Šviesa or Szviesa (literally: The Light) was a short-lived Lithuanian-language newspaper printed during the Lithuanian press ban in Tilsit (now Sovetsk) in German East Prussia and smuggled to Lithuania by the knygnešiai. The monthly newspaper was published from August 1887 to August 1888 and from January to August 1890. 50- to 32-page newspaper had circulation of about 1,000. A special 72-page supplement was published in 1888. Influence of Šviesa was not very significant as it did not last and did not offer new ideas.

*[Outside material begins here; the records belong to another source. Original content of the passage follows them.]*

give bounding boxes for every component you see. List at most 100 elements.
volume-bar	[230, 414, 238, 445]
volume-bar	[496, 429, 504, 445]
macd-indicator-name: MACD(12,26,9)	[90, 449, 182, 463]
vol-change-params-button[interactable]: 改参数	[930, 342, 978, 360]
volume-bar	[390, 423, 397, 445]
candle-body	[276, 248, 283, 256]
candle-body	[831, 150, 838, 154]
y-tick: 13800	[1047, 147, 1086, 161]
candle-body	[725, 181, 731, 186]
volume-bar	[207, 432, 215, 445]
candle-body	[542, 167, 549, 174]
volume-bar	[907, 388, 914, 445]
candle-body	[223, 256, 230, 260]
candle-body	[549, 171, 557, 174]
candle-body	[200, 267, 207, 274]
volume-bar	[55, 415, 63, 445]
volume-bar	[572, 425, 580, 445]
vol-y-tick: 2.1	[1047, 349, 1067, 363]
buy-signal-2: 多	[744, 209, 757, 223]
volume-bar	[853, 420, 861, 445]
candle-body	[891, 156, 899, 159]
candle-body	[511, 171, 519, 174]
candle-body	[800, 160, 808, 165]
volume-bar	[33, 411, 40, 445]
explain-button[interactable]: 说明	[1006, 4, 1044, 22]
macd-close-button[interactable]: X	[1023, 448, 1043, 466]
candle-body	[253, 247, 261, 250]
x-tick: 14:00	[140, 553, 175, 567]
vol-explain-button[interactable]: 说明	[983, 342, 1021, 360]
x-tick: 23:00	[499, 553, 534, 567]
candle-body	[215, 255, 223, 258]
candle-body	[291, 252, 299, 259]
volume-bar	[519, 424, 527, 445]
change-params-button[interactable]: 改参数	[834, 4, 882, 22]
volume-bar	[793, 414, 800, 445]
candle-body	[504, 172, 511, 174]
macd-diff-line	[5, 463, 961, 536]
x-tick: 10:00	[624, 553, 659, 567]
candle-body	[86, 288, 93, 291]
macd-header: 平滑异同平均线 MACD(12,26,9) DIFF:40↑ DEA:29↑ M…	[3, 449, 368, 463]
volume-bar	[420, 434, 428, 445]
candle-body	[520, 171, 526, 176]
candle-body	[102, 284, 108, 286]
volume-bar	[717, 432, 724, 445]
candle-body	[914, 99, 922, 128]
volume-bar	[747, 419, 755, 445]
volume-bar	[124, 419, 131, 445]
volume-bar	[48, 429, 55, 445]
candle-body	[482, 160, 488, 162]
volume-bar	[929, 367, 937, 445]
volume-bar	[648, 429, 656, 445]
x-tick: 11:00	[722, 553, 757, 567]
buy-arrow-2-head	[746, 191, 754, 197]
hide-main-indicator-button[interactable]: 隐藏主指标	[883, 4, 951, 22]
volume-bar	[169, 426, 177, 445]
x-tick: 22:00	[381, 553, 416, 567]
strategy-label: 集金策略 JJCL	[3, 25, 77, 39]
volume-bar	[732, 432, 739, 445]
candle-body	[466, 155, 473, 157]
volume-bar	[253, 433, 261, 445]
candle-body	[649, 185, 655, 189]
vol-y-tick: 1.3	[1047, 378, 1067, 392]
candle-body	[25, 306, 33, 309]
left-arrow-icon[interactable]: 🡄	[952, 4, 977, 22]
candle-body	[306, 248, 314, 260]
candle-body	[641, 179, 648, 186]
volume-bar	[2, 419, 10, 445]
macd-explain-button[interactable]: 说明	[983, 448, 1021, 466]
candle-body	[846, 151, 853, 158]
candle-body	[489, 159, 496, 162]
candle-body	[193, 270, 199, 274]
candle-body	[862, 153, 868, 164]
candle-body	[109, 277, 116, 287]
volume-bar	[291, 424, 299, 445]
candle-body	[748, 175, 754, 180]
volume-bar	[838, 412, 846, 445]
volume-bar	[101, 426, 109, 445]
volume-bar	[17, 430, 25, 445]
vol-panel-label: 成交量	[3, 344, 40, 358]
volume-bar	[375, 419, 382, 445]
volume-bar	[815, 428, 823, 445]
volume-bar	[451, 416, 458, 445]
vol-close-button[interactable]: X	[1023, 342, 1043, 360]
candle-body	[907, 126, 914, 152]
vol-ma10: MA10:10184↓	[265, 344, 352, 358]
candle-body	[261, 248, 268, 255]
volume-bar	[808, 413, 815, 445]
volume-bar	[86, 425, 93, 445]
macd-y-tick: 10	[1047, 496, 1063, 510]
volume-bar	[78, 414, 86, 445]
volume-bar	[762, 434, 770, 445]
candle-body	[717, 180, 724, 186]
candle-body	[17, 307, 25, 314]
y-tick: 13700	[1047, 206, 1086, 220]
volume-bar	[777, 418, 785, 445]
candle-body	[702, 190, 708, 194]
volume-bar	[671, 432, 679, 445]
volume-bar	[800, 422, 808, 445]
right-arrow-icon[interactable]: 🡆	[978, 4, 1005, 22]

After the first national Lithuanian newspaper Aušra ceased its publication due to financial difficulties, Lithuanian students in Moscow and young priests, disappointed by secular Aušra, organized publication of Šviesa. They sought to take leadership of the Lithuanian National Revival and propagate Catholic ideals. Edited by priest Antanas Vytartas and Jonas Kriaučiūnas, Šviesa was geared towards a common villager and included many practical articles about farming, husbandry, forestry. Other articles explained Christianity, promoted education, developed nationalistic ideas. Šviesa did not protest Russification or other policies of the Russian Empire. It also had conflicting views of Polish culture: sometimes it would criticize Polonized Lithuanians and argue for distinctively Lithuanian culture, but in other cases common Catholic faith would take precedence against Russian Orthodoxy.

Contributors included Antanas Baranauskas, Jonas Jablonskis, Petras Leonas, Pranas Mašiotas, Maironis.